From the moment that Scott receives a phone-call in November 2003 advising that he is to be deployed to Camp Anaconda, Iraq, he keeps a journal. This fascinating and gripping book is the result of those entries. Scott is skilled in aviation hydraulics and is placed in the Component Repair Platoon, so LINES IN THE SAND is not an action-packed combat read but a contemplative, primary-source narrative of his personal journey. Scott’s writing is intelligently sublime and shot through with an eloquent seam of poetry which is unusual for a book of this genre. It reads beautifully; measured yet flowing and totally absorbing. It is obvious through the elegant prose that Scott has an introspective, sensitive personality; truly a writer’s soul. Consequently, the reader feels a sense of foreboding which begins with the deeply depressing atmosphere of Fort Knox in Kentucky. The scale of sheer incompetence from top military administration in handling these men at training stage and beyond is breathtaking. The lack of guidance, instruction or clarity leads to days of enervating limbo, sapping any last vestige of mental strength. It would be laughably Kafkaesque if not so utterly shocking. The abject squalor in which the soldiers exist whilst in Camp Anaconda reduces many to base, animal degradation and psychological collapse. It is appalling as it is compelling and raises profoundly disturbing questions about the plausibility and management of modern warfare, as well as examining who we truly become when the veneer of respectability is torn away. The Middle East is wonderfully realized through consistent reference to its landscape; the searing heat, spectacular sunsets and perpetual sand. Scott’s visceral description of the effects of the desert elements on both his mental and physical wellbeing really brings the inhospitable environment into sharp, uncomfortable focus. His considered understanding of the reasoning behind the Iraqis’ retaliations is refreshing.

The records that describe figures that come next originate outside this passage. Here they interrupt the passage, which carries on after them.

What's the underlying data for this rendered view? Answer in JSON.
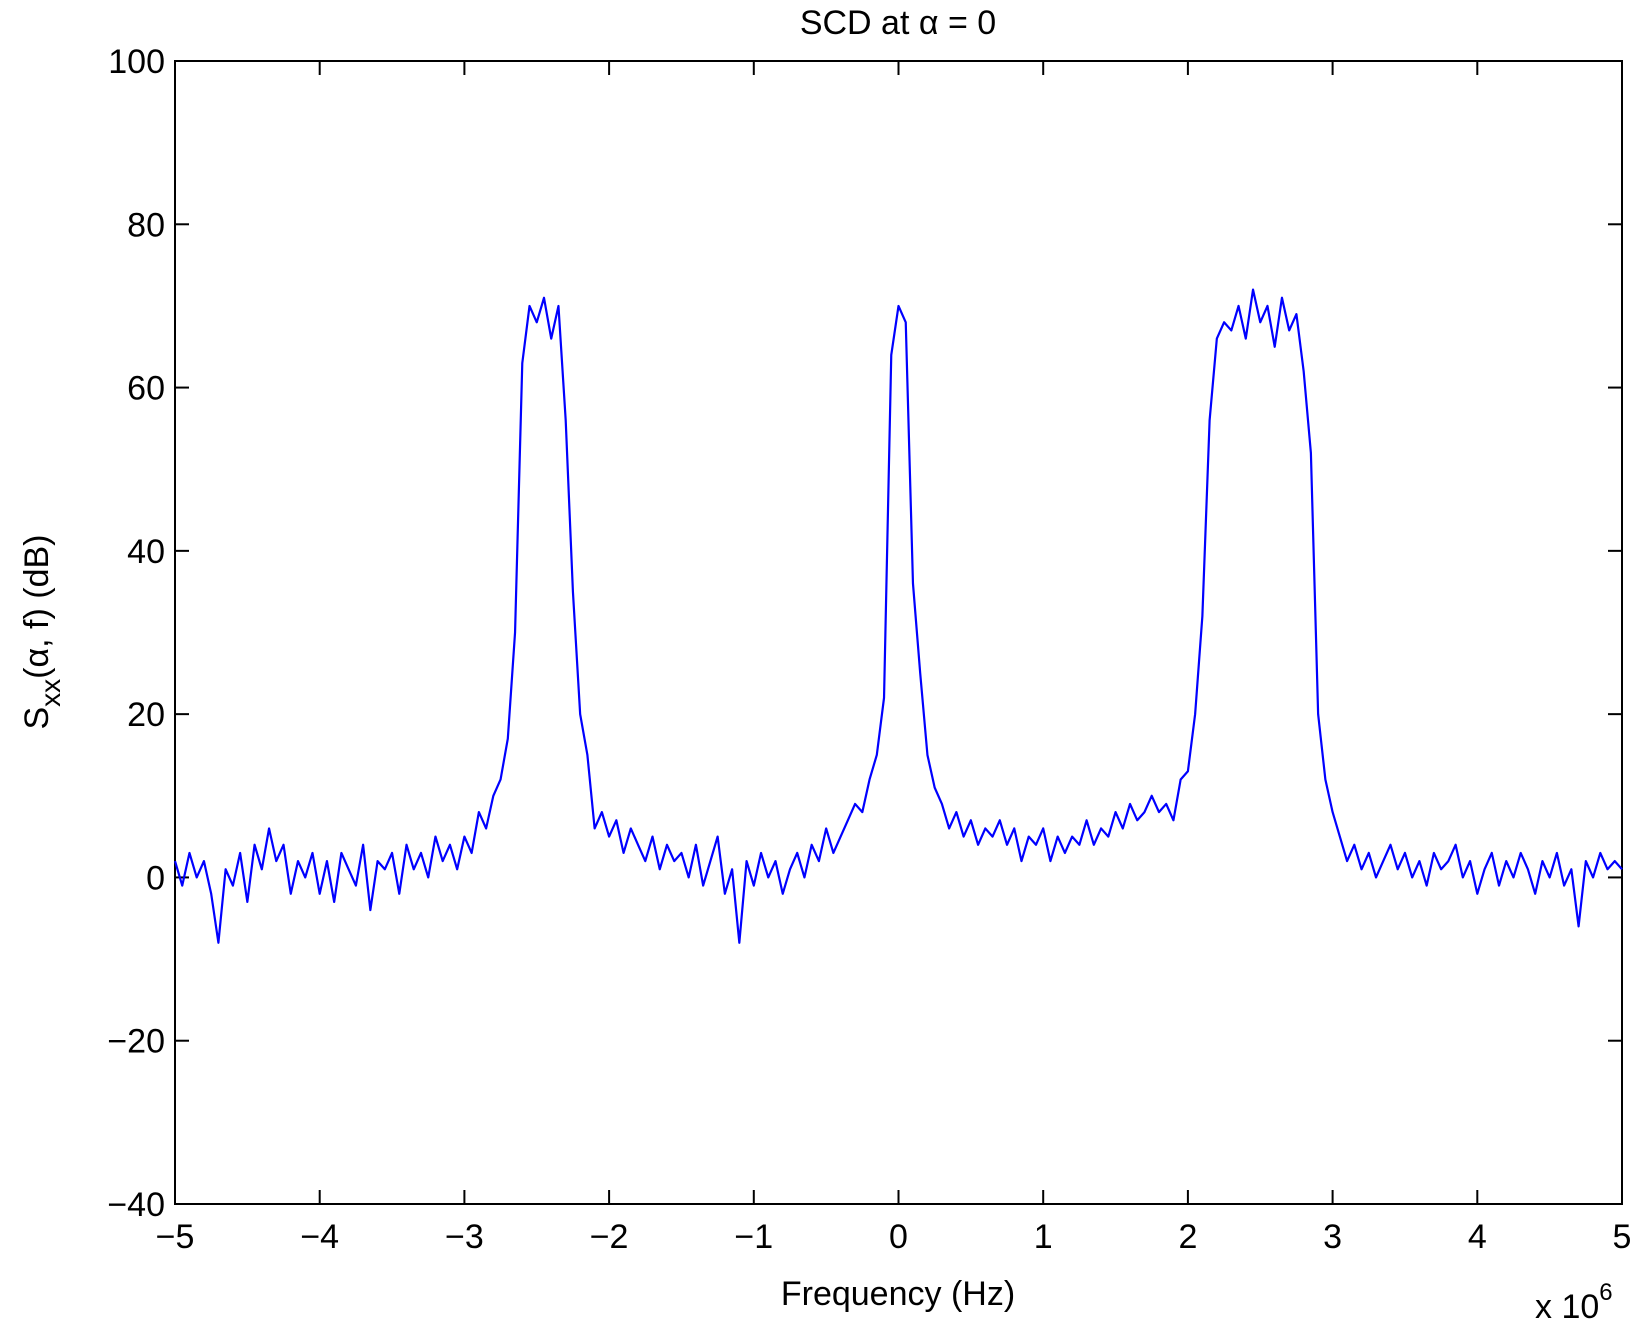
{
  "chart_data": {
    "type": "line",
    "title": "SCD at α = 0",
    "xlabel": "Frequency (Hz)",
    "x_multiplier": {
      "base": "x 10",
      "exponent": "6"
    },
    "ylabel": {
      "base": "S",
      "sub": "xx",
      "rest": "(α, f) (dB)"
    },
    "xlim": [
      -5,
      5
    ],
    "xticks": [
      {
        "value": -5,
        "label": "−5"
      },
      {
        "value": -4,
        "label": "−4"
      },
      {
        "value": -3,
        "label": "−3"
      },
      {
        "value": -2,
        "label": "−2"
      },
      {
        "value": -1,
        "label": "−1"
      },
      0,
      1,
      2,
      3,
      4,
      5
    ],
    "ylim": [
      -40,
      100
    ],
    "yticks": [
      {
        "value": -40,
        "label": "−40"
      },
      {
        "value": -20,
        "label": "−20"
      },
      0,
      20,
      40,
      60,
      80,
      100
    ],
    "grid": false,
    "x": [
      -5.0,
      -4.95,
      -4.9,
      -4.85,
      -4.8,
      -4.75,
      -4.7,
      -4.65,
      -4.6,
      -4.55,
      -4.5,
      -4.45,
      -4.4,
      -4.35,
      -4.3,
      -4.25,
      -4.2,
      -4.15,
      -4.1,
      -4.05,
      -4.0,
      -3.95,
      -3.9,
      -3.85,
      -3.8,
      -3.75,
      -3.7,
      -3.65,
      -3.6,
      -3.55,
      -3.5,
      -3.45,
      -3.4,
      -3.35,
      -3.3,
      -3.25,
      -3.2,
      -3.15,
      -3.1,
      -3.05,
      -3.0,
      -2.95,
      -2.9,
      -2.85,
      -2.8,
      -2.75,
      -2.7,
      -2.65,
      -2.6,
      -2.55,
      -2.5,
      -2.45,
      -2.4,
      -2.35,
      -2.3,
      -2.25,
      -2.2,
      -2.15,
      -2.1,
      -2.05,
      -2.0,
      -1.95,
      -1.9,
      -1.85,
      -1.8,
      -1.75,
      -1.7,
      -1.65,
      -1.6,
      -1.55,
      -1.5,
      -1.45,
      -1.4,
      -1.35,
      -1.3,
      -1.25,
      -1.2,
      -1.15,
      -1.1,
      -1.05,
      -1.0,
      -0.95,
      -0.9,
      -0.85,
      -0.8,
      -0.75,
      -0.7,
      -0.65,
      -0.6,
      -0.55,
      -0.5,
      -0.45,
      -0.4,
      -0.35,
      -0.3,
      -0.25,
      -0.2,
      -0.15,
      -0.1,
      -0.05,
      0.0,
      0.05,
      0.1,
      0.15,
      0.2,
      0.25,
      0.3,
      0.35,
      0.4,
      0.45,
      0.5,
      0.55,
      0.6,
      0.65,
      0.7,
      0.75,
      0.8,
      0.85,
      0.9,
      0.95,
      1.0,
      1.05,
      1.1,
      1.15,
      1.2,
      1.25,
      1.3,
      1.35,
      1.4,
      1.45,
      1.5,
      1.55,
      1.6,
      1.65,
      1.7,
      1.75,
      1.8,
      1.85,
      1.9,
      1.95,
      2.0,
      2.05,
      2.1,
      2.15,
      2.2,
      2.25,
      2.3,
      2.35,
      2.4,
      2.45,
      2.5,
      2.55,
      2.6,
      2.65,
      2.7,
      2.75,
      2.8,
      2.85,
      2.9,
      2.95,
      3.0,
      3.05,
      3.1,
      3.15,
      3.2,
      3.25,
      3.3,
      3.35,
      3.4,
      3.45,
      3.5,
      3.55,
      3.6,
      3.65,
      3.7,
      3.75,
      3.8,
      3.85,
      3.9,
      3.95,
      4.0,
      4.05,
      4.1,
      4.15,
      4.2,
      4.25,
      4.3,
      4.35,
      4.4,
      4.45,
      4.5,
      4.55,
      4.6,
      4.65,
      4.7,
      4.75,
      4.8,
      4.85,
      4.9,
      4.95,
      5.0
    ],
    "series": [
      {
        "color": "#0000ff",
        "values": [
          2,
          -1,
          3,
          0,
          2,
          -2,
          -8,
          1,
          -1,
          3,
          -3,
          4,
          1,
          6,
          2,
          4,
          -2,
          2,
          0,
          3,
          -2,
          2,
          -3,
          3,
          1,
          -1,
          4,
          -4,
          2,
          1,
          3,
          -2,
          4,
          1,
          3,
          0,
          5,
          2,
          4,
          1,
          5,
          3,
          8,
          6,
          10,
          12,
          17,
          30,
          63,
          70,
          68,
          71,
          66,
          70,
          56,
          35,
          20,
          15,
          6,
          8,
          5,
          7,
          3,
          6,
          4,
          2,
          5,
          1,
          4,
          2,
          3,
          0,
          4,
          -1,
          2,
          5,
          -2,
          1,
          -8,
          2,
          -1,
          3,
          0,
          2,
          -2,
          1,
          3,
          0,
          4,
          2,
          6,
          3,
          5,
          7,
          9,
          8,
          12,
          15,
          22,
          64,
          70,
          68,
          36,
          25,
          15,
          11,
          9,
          6,
          8,
          5,
          7,
          4,
          6,
          5,
          7,
          4,
          6,
          2,
          5,
          4,
          6,
          2,
          5,
          3,
          5,
          4,
          7,
          4,
          6,
          5,
          8,
          6,
          9,
          7,
          8,
          10,
          8,
          9,
          7,
          12,
          13,
          20,
          32,
          56,
          66,
          68,
          67,
          70,
          66,
          72,
          68,
          70,
          65,
          71,
          67,
          69,
          62,
          52,
          20,
          12,
          8,
          5,
          2,
          4,
          1,
          3,
          0,
          2,
          4,
          1,
          3,
          0,
          2,
          -1,
          3,
          1,
          2,
          4,
          0,
          2,
          -2,
          1,
          3,
          -1,
          2,
          0,
          3,
          1,
          -2,
          2,
          0,
          3,
          -1,
          1,
          -6,
          2,
          0,
          3,
          1,
          2,
          1
        ]
      }
    ]
  }
}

However, LINES IN THE SAND is not just about the traumatic effect of military conflict. Scott leaves for Iraq happily married to Rita; he touchingly writes of an all-consuming love for her and their life in Montana. Rita’s communications keep Scott going in the bewilderingly brutal early days but it becomes painfully obvious from her detached, sporadic responses that Rita is beginning to withdraw from the marriage. The raw agony expressed in the journals by Scott as realization sets in is harrowing and almost voyeuristic to read, exacerbated by the continual fear of death as he endures the unremitting nightly mortar shelling. His subsequent struggles with PTSD, homelessness and alcoholism following his return from Iraq are equally heart-rending and poignantly expressed. It’s testament to his underlying mental fortitude that he eventually attains a level of acceptance and harmony.
LINES IN THE SAND is a profound, thought-provoking and cerebral chronicle of one man’s soul-destroying tour of duty in Iraq and how he managed to overcome its legacy of chaos.